New one from Winchester


Winchester has brought out 2 new shotgun shell loadings for the personal home defense market… whether they were needed or not.

The 12 gauge loading is a 2 3/4" black plastic shell with a 1 oz slug and 3 plated 00 buckshot with Grex buffering. I have seen no explanation as to why a slug and buckshot is a better idea than a standard 9 shot buckshot load. They come in a rather flashy black, silver, red and gold lettered box with Supreme Elite on the outside.

There is also a .410 loading using 3 disc and some BB birdshot, intended for use in the Tarus Judge pistol. Again, can’t see where disc will be better than 3 000 buckshot, which is an older offering. Have even less knowledge of the reasoning behind the BB shot? I haven’t found a box of those yet but will. I hope to section both… sometime in the future.



That 12 ga. Winchester load brings back some memories of a project I did for an Engineering Applications course many moons ago. Looking to take the old concept of “buck and ball” and apply it to modern ammuniton, the idea was to develop an improved law enforcement load for the 12 ga. shotgun. I had interviewed the officer in charge of ammunition matters at the police department where I worked part time back then and he told me the standard shotgun loadout was alternating 00 buck and slug rounds in their 870s. That seemed rather awkward and random to me and I set out on my assigned mission to develop an “improved product for an existing application”.

My final product was a 1oz Foster type slug (cast Lyman without ribs) over 8 pellets of buffered #1 buck. Back then, “buffered” was more about aspirin…(Also worked up the same with 6 pellets of 00 buck but I liked the increased net payload weight of the #1). A special steel reinforced plastic disk was develped to keep the shot out of the slug’s base. I had tried to go with the buck over slug like Winchester seems to have worked out because it was much easier, but the buckshot patterns were terrible and the slug’s point of impact was all over the place. Interesting that Winchester went that way.

I can proudly say my patterns at 25 yards were as nice as the one shown on that Winchester box (with eight .30 cal. holes) and the presentation of that development (and two other specialty loads for enhanced barrier penetration) landed me an “A” helping to balance out the grade from another course I really didn’t like!
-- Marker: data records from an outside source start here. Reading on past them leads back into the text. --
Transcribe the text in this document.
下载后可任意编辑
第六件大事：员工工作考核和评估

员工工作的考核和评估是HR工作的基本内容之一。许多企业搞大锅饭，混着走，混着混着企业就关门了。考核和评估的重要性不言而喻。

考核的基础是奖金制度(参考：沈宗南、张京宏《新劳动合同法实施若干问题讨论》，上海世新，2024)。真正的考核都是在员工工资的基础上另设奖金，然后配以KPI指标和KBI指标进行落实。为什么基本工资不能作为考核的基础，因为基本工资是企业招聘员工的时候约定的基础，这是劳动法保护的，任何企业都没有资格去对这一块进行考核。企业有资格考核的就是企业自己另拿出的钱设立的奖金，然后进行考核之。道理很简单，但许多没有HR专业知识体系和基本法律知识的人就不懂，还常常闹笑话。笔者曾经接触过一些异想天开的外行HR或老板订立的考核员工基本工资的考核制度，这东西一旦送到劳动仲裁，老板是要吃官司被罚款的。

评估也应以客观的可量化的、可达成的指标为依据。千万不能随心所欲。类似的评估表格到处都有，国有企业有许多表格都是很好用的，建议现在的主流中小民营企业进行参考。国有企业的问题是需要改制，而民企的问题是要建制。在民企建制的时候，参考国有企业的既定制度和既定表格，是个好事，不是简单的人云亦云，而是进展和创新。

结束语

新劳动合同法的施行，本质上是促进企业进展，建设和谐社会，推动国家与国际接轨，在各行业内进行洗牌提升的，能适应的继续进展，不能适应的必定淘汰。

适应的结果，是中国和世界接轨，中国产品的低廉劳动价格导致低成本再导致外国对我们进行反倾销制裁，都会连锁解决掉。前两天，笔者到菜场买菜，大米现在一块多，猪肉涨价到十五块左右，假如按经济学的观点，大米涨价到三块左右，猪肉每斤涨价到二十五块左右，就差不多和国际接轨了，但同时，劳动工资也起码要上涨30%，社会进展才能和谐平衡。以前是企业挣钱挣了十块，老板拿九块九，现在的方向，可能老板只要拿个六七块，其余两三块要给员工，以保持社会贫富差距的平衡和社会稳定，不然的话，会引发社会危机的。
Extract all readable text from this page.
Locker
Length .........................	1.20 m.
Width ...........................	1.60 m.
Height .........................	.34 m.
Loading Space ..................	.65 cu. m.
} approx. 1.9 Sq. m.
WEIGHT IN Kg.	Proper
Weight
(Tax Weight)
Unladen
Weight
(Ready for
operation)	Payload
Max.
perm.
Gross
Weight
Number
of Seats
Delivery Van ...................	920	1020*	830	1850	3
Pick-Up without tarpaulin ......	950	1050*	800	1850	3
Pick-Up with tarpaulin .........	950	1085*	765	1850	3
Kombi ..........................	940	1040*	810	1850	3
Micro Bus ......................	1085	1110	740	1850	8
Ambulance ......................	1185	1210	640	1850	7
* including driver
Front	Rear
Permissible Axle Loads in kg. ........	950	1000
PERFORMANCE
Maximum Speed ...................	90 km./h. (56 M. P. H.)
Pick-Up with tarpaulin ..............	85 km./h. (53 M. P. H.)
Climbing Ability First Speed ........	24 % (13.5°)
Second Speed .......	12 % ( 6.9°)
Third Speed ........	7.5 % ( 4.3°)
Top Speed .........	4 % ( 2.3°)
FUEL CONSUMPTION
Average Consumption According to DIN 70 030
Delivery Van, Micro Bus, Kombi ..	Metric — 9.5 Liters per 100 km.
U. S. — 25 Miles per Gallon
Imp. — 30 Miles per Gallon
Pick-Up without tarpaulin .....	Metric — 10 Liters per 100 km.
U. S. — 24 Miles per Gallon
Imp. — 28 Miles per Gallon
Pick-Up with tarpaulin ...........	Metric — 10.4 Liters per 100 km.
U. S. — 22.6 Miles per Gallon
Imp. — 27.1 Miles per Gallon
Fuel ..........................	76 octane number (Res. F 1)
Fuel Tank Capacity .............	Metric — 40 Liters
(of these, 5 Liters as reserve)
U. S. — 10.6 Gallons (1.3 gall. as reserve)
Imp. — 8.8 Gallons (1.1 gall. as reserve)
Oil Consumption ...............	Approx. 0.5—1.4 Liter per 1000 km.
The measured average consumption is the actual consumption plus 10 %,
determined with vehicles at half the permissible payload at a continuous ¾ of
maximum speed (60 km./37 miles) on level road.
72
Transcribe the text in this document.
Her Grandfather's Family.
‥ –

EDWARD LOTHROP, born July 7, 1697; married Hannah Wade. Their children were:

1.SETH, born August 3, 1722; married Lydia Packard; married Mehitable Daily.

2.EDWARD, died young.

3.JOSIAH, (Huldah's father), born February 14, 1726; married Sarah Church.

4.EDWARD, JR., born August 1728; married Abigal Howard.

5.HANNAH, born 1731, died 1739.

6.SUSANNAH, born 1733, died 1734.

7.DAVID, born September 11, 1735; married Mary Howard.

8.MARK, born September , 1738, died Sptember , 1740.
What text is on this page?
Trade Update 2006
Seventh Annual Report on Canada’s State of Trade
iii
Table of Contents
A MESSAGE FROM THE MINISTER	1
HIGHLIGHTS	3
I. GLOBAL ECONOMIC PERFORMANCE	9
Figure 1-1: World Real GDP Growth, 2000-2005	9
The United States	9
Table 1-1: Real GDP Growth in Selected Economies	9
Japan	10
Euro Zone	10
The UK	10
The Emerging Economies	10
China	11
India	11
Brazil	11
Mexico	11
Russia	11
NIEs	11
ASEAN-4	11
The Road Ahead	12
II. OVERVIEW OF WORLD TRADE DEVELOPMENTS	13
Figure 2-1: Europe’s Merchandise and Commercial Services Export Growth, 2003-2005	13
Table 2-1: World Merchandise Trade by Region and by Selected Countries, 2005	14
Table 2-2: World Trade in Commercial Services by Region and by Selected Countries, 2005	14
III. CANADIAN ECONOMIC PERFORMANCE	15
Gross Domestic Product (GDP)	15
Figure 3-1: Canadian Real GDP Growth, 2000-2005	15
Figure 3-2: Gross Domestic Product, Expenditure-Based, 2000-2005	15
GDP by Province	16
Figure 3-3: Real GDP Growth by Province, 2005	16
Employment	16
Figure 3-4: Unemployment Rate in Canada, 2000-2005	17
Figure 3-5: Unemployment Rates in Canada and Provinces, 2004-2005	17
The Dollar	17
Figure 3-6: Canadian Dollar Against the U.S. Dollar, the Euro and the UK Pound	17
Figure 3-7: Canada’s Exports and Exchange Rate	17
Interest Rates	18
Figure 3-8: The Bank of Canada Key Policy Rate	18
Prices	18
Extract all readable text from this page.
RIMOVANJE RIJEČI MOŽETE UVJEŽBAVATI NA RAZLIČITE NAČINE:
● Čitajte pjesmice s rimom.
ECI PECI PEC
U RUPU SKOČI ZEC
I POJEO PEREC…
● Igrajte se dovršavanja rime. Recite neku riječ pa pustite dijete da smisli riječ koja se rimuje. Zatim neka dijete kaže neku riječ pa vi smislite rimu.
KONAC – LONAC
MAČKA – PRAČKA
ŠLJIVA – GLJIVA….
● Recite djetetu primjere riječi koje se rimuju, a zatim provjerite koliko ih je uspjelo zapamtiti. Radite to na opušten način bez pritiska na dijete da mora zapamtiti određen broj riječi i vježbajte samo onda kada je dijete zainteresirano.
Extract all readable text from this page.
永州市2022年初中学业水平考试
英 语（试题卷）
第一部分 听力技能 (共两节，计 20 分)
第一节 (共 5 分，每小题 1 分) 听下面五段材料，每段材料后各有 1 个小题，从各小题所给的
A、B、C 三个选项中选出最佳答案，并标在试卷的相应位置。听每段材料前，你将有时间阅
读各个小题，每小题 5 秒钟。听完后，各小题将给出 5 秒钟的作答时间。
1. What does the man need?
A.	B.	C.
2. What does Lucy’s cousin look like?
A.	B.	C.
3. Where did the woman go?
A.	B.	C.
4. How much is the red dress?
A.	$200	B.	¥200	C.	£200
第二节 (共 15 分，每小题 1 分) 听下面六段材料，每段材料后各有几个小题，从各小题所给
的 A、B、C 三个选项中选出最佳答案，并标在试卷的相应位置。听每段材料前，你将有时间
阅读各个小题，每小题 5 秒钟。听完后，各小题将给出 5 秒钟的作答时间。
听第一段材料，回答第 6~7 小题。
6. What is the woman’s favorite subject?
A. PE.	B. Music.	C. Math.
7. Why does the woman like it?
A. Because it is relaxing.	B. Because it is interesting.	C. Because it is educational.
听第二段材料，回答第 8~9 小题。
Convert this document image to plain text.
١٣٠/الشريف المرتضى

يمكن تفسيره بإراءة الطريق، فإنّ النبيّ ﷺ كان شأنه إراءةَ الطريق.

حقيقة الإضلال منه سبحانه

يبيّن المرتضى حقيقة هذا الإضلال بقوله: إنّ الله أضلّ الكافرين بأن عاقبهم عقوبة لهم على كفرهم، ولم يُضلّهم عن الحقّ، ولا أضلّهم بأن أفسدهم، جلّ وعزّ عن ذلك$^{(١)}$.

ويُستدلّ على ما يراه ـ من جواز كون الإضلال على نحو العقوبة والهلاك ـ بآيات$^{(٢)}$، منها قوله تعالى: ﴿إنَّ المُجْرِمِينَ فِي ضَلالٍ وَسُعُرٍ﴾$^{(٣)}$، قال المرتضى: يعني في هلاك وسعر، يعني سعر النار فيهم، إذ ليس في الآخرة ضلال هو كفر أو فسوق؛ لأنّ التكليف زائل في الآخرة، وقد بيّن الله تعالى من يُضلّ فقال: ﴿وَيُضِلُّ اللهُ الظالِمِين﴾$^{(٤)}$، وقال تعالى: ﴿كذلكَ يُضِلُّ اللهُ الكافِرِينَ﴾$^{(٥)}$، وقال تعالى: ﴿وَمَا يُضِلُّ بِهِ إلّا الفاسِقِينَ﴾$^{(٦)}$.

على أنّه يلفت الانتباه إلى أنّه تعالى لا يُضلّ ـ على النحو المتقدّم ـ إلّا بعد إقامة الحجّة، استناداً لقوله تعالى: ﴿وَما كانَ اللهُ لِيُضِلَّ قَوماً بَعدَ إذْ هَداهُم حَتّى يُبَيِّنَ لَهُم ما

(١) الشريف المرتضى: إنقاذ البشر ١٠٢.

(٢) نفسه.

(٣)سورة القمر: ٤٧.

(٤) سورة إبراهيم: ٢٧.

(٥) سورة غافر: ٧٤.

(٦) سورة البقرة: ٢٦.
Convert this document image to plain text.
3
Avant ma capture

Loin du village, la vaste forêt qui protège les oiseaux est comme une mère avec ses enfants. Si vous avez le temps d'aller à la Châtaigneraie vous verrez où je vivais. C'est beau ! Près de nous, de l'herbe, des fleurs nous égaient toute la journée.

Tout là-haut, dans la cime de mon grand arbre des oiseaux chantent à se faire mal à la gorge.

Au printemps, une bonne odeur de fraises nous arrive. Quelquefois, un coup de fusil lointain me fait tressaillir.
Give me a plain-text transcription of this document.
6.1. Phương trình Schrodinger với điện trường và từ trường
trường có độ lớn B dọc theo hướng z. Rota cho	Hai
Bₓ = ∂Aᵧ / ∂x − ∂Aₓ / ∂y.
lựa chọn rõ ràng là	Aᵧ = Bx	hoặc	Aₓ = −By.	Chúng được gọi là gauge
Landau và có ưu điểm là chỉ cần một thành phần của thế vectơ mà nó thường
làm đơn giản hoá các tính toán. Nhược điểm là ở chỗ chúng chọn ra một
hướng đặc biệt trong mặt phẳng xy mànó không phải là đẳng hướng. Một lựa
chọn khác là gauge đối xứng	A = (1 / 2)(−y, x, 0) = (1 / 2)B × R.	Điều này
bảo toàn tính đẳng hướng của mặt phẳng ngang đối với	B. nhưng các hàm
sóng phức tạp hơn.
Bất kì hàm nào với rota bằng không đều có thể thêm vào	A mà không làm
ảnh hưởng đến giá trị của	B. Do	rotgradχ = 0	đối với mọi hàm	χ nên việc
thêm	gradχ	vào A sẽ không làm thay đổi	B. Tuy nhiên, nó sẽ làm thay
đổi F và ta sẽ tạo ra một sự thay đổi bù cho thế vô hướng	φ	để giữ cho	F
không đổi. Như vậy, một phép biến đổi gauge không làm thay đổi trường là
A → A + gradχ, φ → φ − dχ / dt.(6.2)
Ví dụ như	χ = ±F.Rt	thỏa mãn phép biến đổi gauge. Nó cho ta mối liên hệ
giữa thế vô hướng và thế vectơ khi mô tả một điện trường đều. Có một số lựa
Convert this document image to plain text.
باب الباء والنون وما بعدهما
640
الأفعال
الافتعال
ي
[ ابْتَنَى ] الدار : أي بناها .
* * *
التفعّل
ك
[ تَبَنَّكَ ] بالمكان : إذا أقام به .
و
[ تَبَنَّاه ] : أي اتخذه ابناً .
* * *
And some think college is all about drinkin’ beer and chasin’ girls…



The whole point of the .410 load for the Judge was just to have a load that will be very likely to hit, albeit possibly a glancing wound from BB shot or one of the discs, it will probably hit well enough that someone using it for actual self defense will be able to get away in time while the perpetrator is wincing in pain or temporarily shocked into dropping his/her weapon. Of course if one of the discs hits you in the face or the heart at close range, you’re probably dead. Below is a pic from my drawer showing the copper-plated discs and pellets from the .410:


As for that Black Plastic slug from the 12ga - It must be cop killer “Black Rhino” loads!! Somebody get Chuck Schumer on the horn, STAT!


Thanks for the photos of the .410 load DK.

I just cannot understand the practicallity of those disc? Winchester previously came out with a loading of stacked 000 buckshot, 3 in the short shell and 5 in the 3" version, which to me would be a far more effective loading. The penetration capabilities of the buckshot must far exceed those of the disc and the BB shot would be to small (size & quanity) to really be effective. I’m beginning to think that the weirdness is intended to stimulate sales more than the effectiveness and that soon it will drop from their line. Which is good for us, so I will be one of those who will buy them just so I can have some.


Personally, I think the whole idea was to capture some of the market share of the “home defense” craze. With this “buck and ball” load, you get a little of both, but not enough of each. Certainly these loads are lethal, but to be realistic, are they any better than the traditional OOB or slug loads out there?



I can only guess that the reason for discs as opposed to buck balls is that you get maximum space use efficiency with discs, as opposed to buckshot which will have empty space around the balls. Using discs probably allowed for a little more room for more pellets. In the .410 load the pellets go in the bottom of the cup and the discs are stacked on top.